Here’s yet another tip. You can use Moon+ Reader Pro (I don’t know about nonPro) to mail an ePub file from your Android device to your desktop, then go the Calibre route for the PDF conversion, followed by the use of Foxit or an equivalent to print the PDF file.

I know. Given the many different hardware and software choices, this is hardly a comprehensive guide to the printing issue. Still, maybe it’s a start. As you can see, even the organic complexities of printing from nonDRMed books can be a hassle. The last thing we need is for DRM to get in the way of at least printing within the bounds of fair use.

Got a question on a specific? Post it and perhaps another TeleRead community member can help you.

Image credit: Here.


  1. @Everyone: To get the comment tracker on the community page back to normal, I need to delete the dialog between Nate and me. But fear not. It’s here below. – DR

    te Hoffelder January 24, 2016 at 8:55 am
    Those plugins don’t work on either of my Fire tablets, so I would not recommend using them.
    David Rothman January 24, 2016 at 9:33 am
    @Nate: Thanks for the update on the plug-ins!
    Nate Hoffelder January 24, 2016 at 10:02 am

    BTW, Amazon won’t let you print DRM-free Kindle ebooks not even your own, so that arguably has less to do with DRM than technical limitations with the platform.

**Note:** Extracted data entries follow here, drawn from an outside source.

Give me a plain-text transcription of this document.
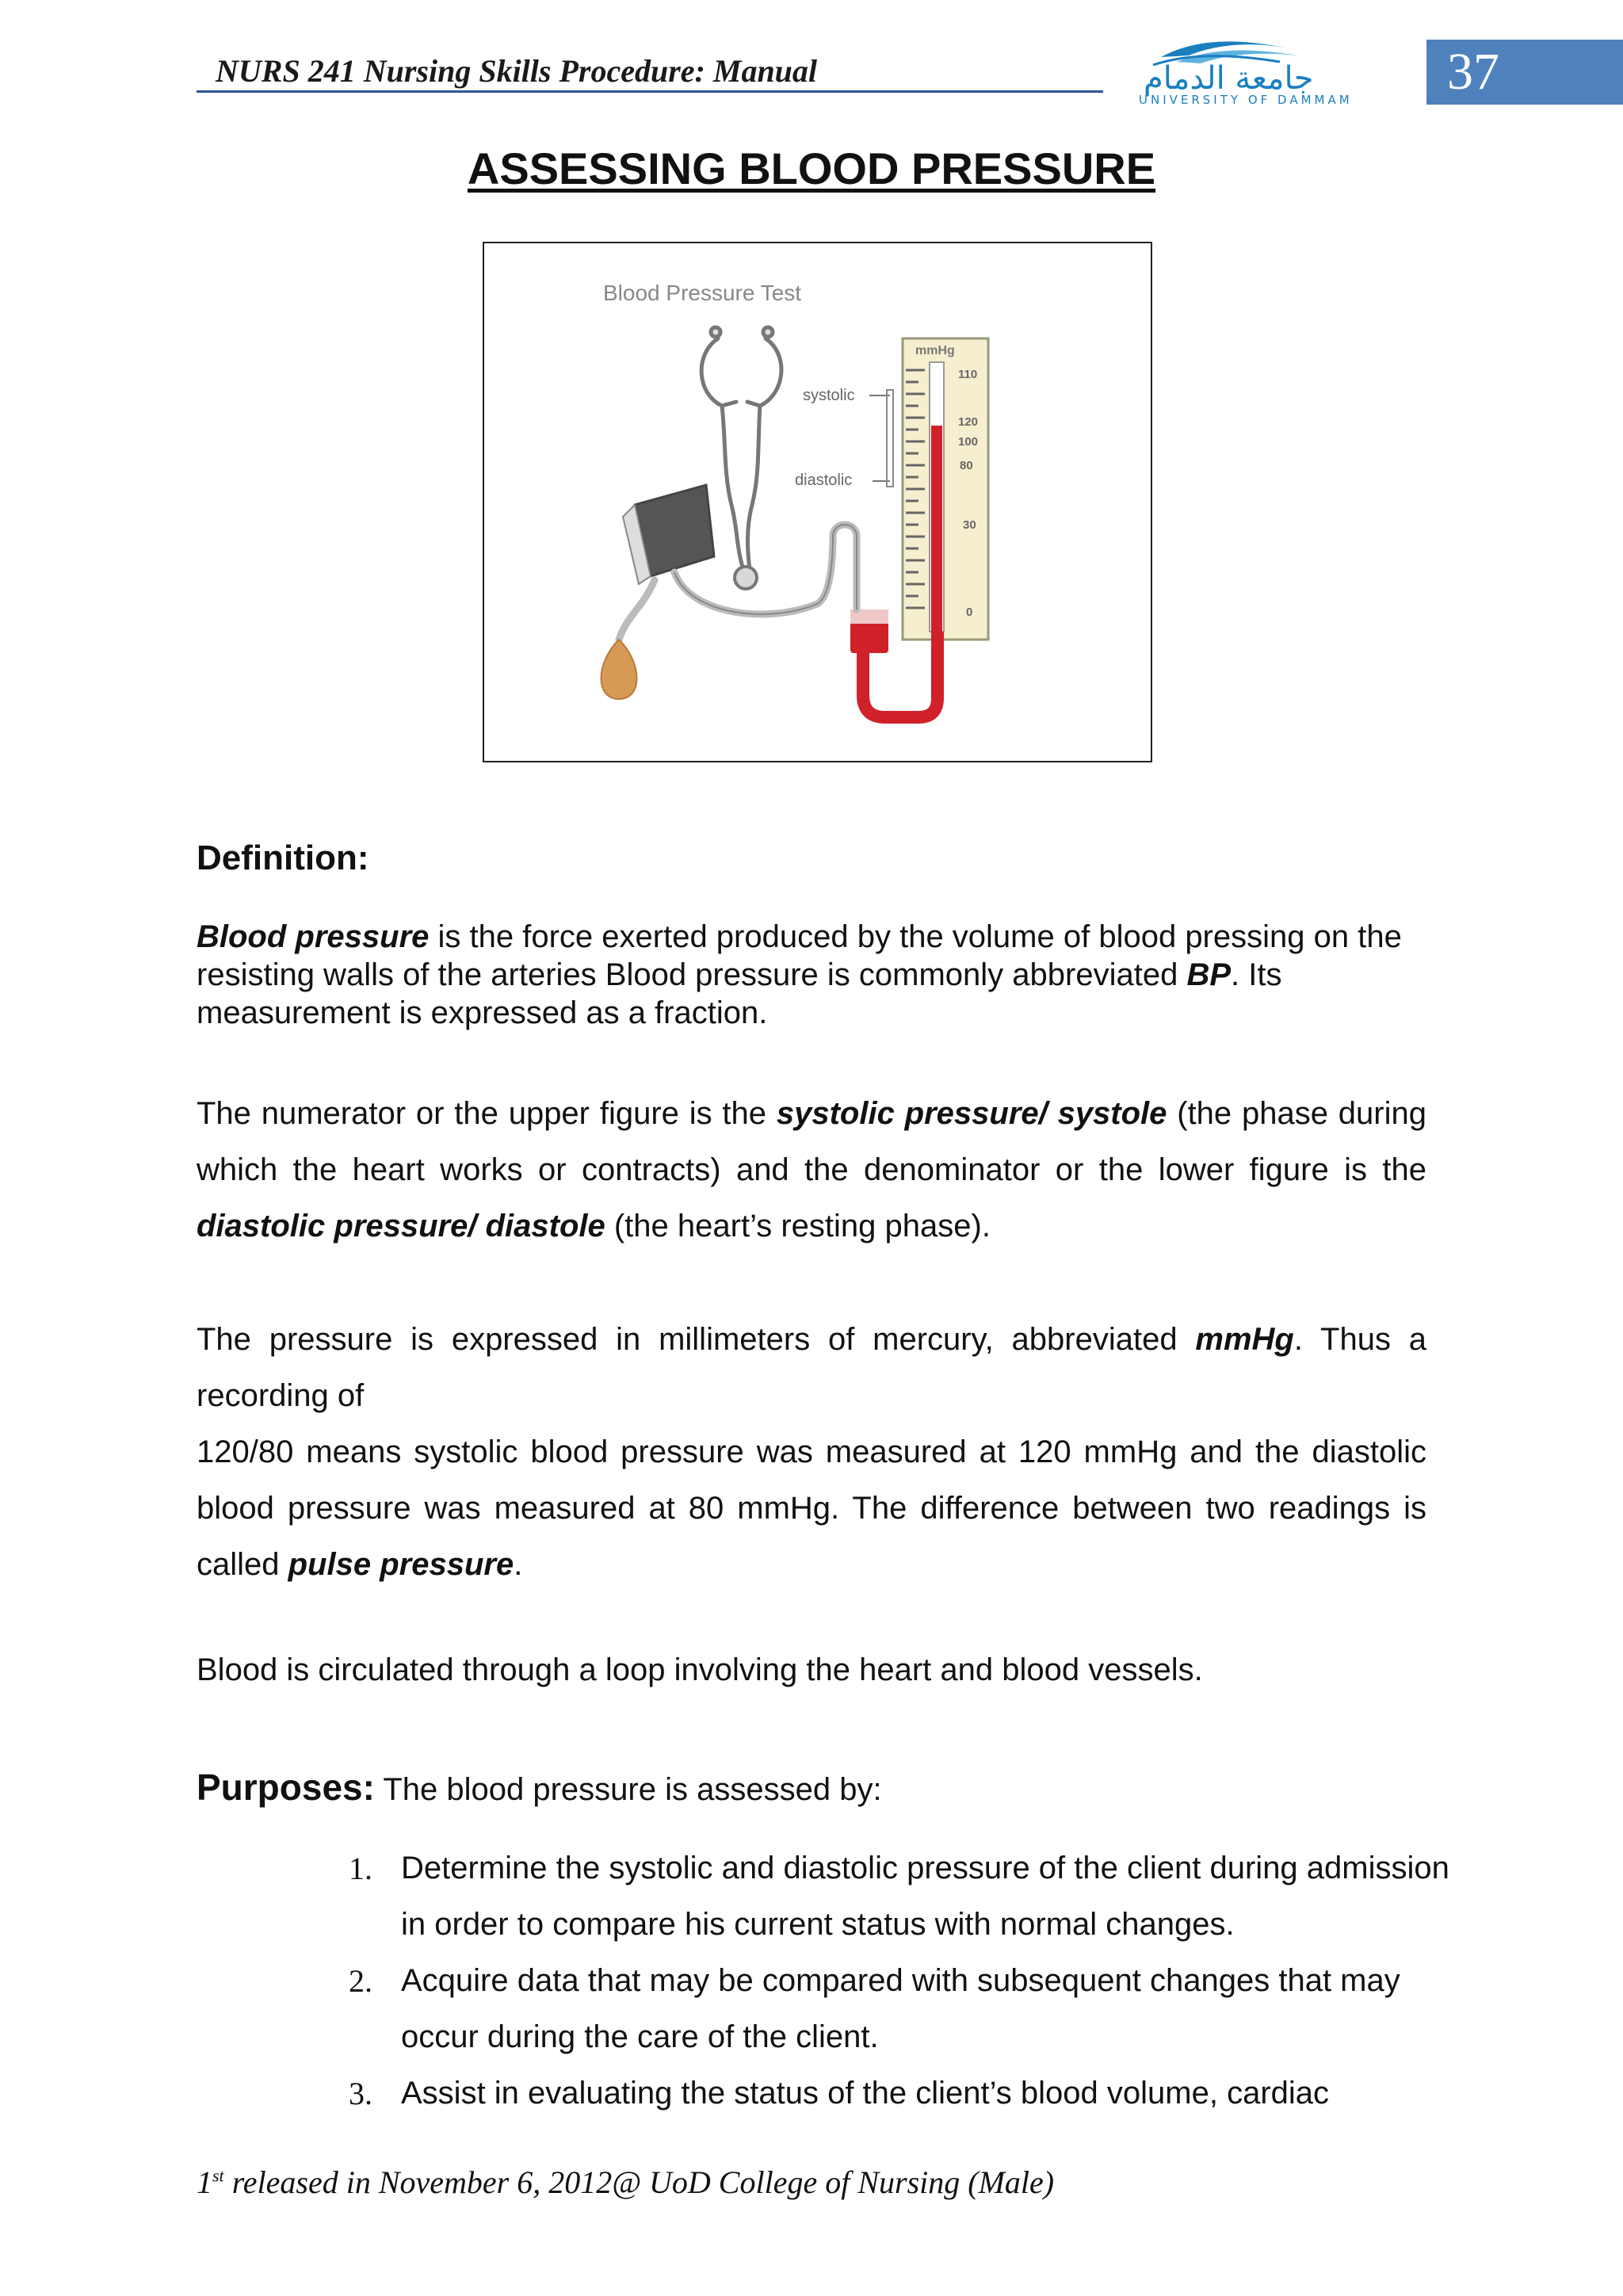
NURS 241 Nursing Skills Procedure: Manual	جامعة الدمام
UNIVERSITY OF DAMMAM	37
ASSESSING BLOOD PRESSURE
Blood Pressure Test
mmHg
110
120
100
80
30
0
systolic
diastolic
Definition:

Blood pressure is the force exerted produced by the volume of blood pressing on the resisting walls of the arteries Blood pressure is commonly abbreviated BP. Its measurement is expressed as a fraction.

The numerator or the upper figure is the systolic pressure/ systole (the phase during which the heart works or contracts) and the denominator or the lower figure is the diastolic pressure/ diastole (the heart’s resting phase).

The pressure is expressed in millimeters of mercury, abbreviated mmHg. Thus a recording of
120/80 means systolic blood pressure was measured at 120 mmHg and the diastolic blood pressure was measured at 80 mmHg. The difference between two readings is called pulse pressure.

Blood is circulated through a loop involving the heart and blood vessels.

Purposes: The blood pressure is assessed by:
1. Determine the systolic and diastolic pressure of the client during admission in order to compare his current status with normal changes.
2. Acquire data that may be compared with subsequent changes that may occur during the care of the client.
3. Assist in evaluating the status of the client’s blood volume, cardiac
1st released in November 6, 2012@ UoD College of Nursing (Male)
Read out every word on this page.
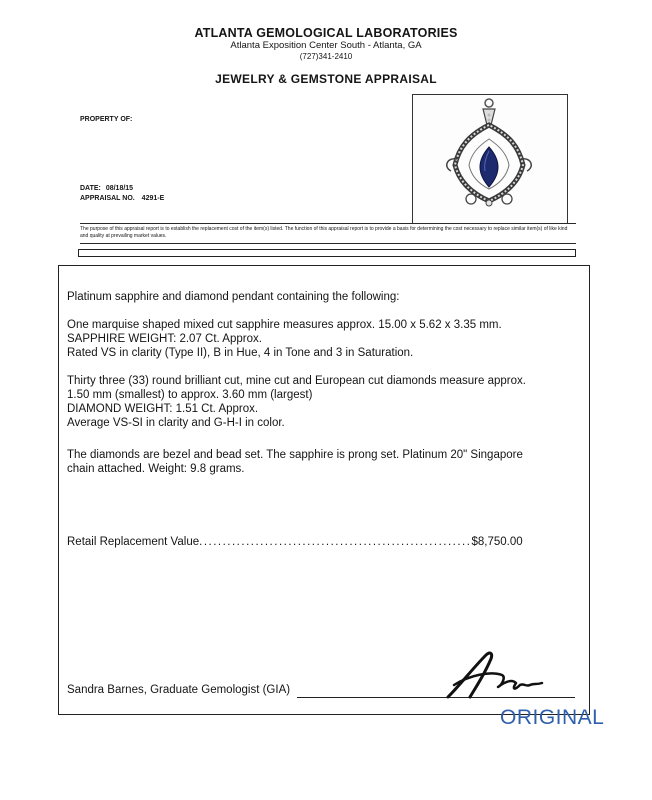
ATLANTA GEMOLOGICAL LABORATORIES
Atlanta Exposition Center South - Atlanta, GA
(727)341-2410
JEWELRY & GEMSTONE APPRAISAL
PROPERTY OF:
DATE: 08/18/15
APPRAISAL NO. 4291-E
The purpose of this appraisal report is to establish the replacement cost of the item(s) listed. The function of this appraisal report is to provide a basis for determining the cost necessary to replace similar item(s) of like kind and quality at prevailing market values.
Platinum sapphire and diamond pendant containing the following:
One marquise shaped mixed cut sapphire measures approx. 15.00 x 5.62 x 3.35 mm.
SAPPHIRE WEIGHT: 2.07 Ct. Approx.
Rated VS in clarity (Type II), B in Hue, 4 in Tone and 3 in Saturation.
Thirty three (33) round brilliant cut, mine cut and European cut diamonds measure approx.
1.50 mm (smallest) to approx. 3.60 mm (largest)
DIAMOND WEIGHT: 1.51 Ct. Approx.
Average VS-SI in clarity and G-H-I in color.
The diamonds are bezel and bead set. The sapphire is prong set. Platinum 20" Singapore
chain attached. Weight: 9.8 grams.
Retail Replacement Value..........................................................$8,750.00
Sandra Barnes, Graduate Gemologist (GIA)
ORIGINAL
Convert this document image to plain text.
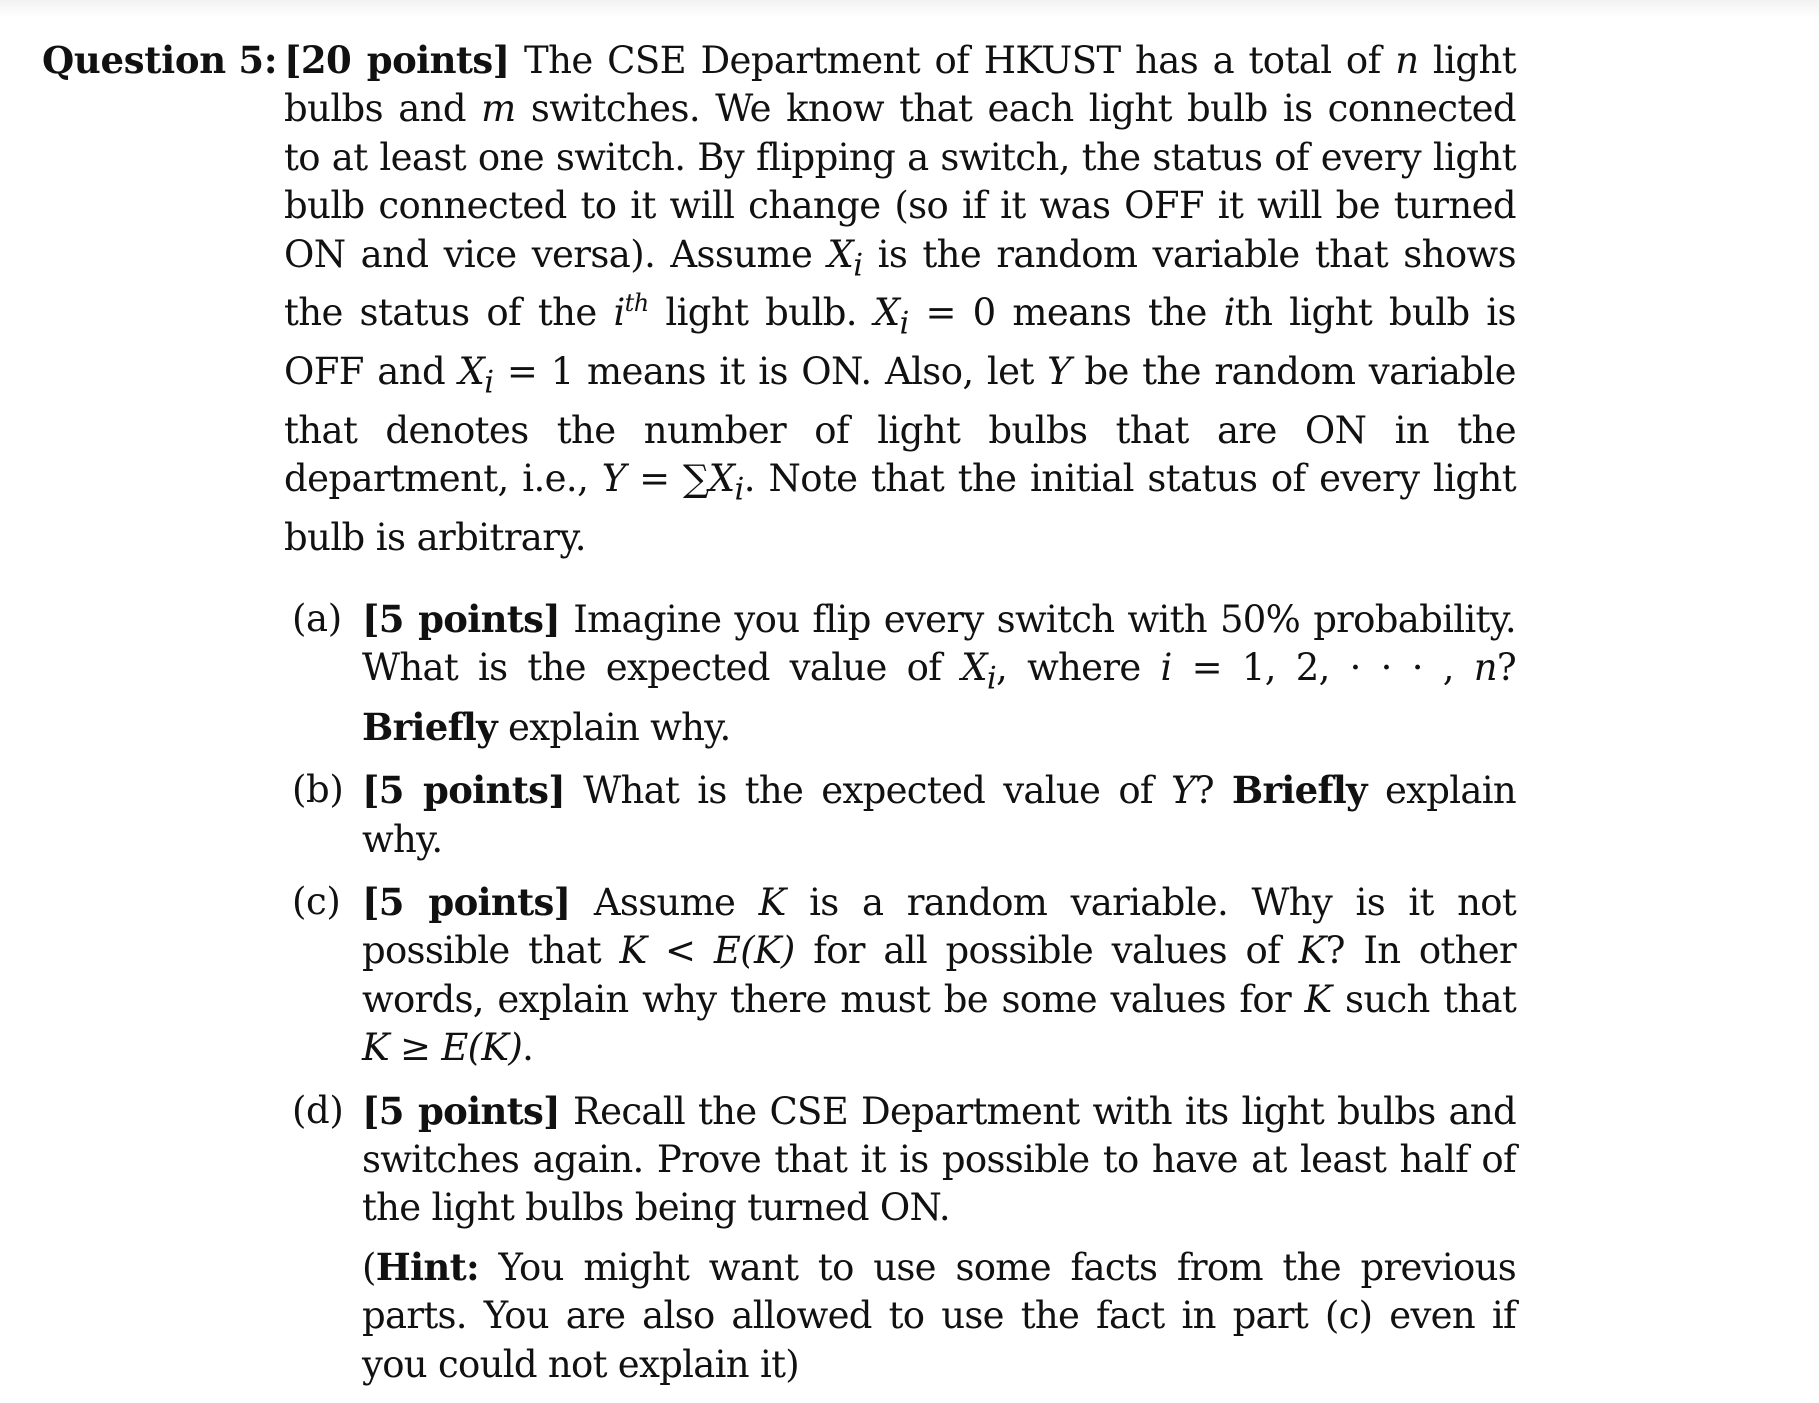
Question 5: [20 points] The CSE Department of HKUST has a total of n light bulbs and m switches. We know that each light bulb is connected to at least one switch. By flipping a switch, the status of every light bulb connected to it will change (so if it was OFF it will be turned ON and vice versa). Assume $X_i$ is the random variable that shows the status of the $i^{th}$ light bulb. $X_i = 0$ means the ith light bulb is OFF and $X_i = 1$ means it is ON. Also, let Y be the random variable that denotes the number of light bulbs that are ON in the department, i.e., $Y = \sum X_i$. Note that the initial status of every light bulb is arbitrary.

(a) [5 points] Imagine you flip every switch with 50% probability. What is the expected value of $X_i$, where i = 1, 2, · · · , n? Briefly explain why.

(b) [5 points] What is the expected value of Y? Briefly explain why.

(c) [5 points] Assume K is a random variable. Why is it not possible that K < E(K) for all possible values of K? In other words, explain why there must be some values for K such that K ≥ E(K).

(d) [5 points] Recall the CSE Department with its light bulbs and switches again. Prove that it is possible to have at least half of the light bulbs being turned ON.

(Hint: You might want to use some facts from the previous parts. You are also allowed to use the fact in part (c) even if you could not explain it)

    Printing is a feature Amazon has chosen not to develop, for whatever reason.
    David Rothman January 24, 2016 at 10:06 am
    @Nate: Perhaps we can think of the nonprinting as a de-facto form of DRM I course did not say Amazon offered printing, but it’s useful to enlighten people on that little detail.
    Nate Hoffelder January 24, 2016 at 11:15 am
    David, I think that when you blame DRM you are confusing the issue. (You’re also getting the technical details wrong.)

    It would be more constructive (also more accurate) to regard Kindle ebooks as a document format that can’t be printed, because that would let us criticize it in comparison to other document formats which can be printed – PDF, for example.

    That comparison can be used as a goad to pressure Amazon into adding the feature (or so I hope).
    David Rothman January 24, 2016 at 11:28 am
    @Nate: I said de facto DRM in regard to the end result even for nonDRMed books: no printing! As for the format for Kindle e-books—well, books are the main show. The Kindle’s personal documents capability is not as important to Amazon. Kindle format is not used for business documents to the extent that PDF is (or as far as the percentage of use). It’s just too much of a stretch, as I see it, to make the comparison you’re aiming for. We’ll just have to agree to disagree on these matters.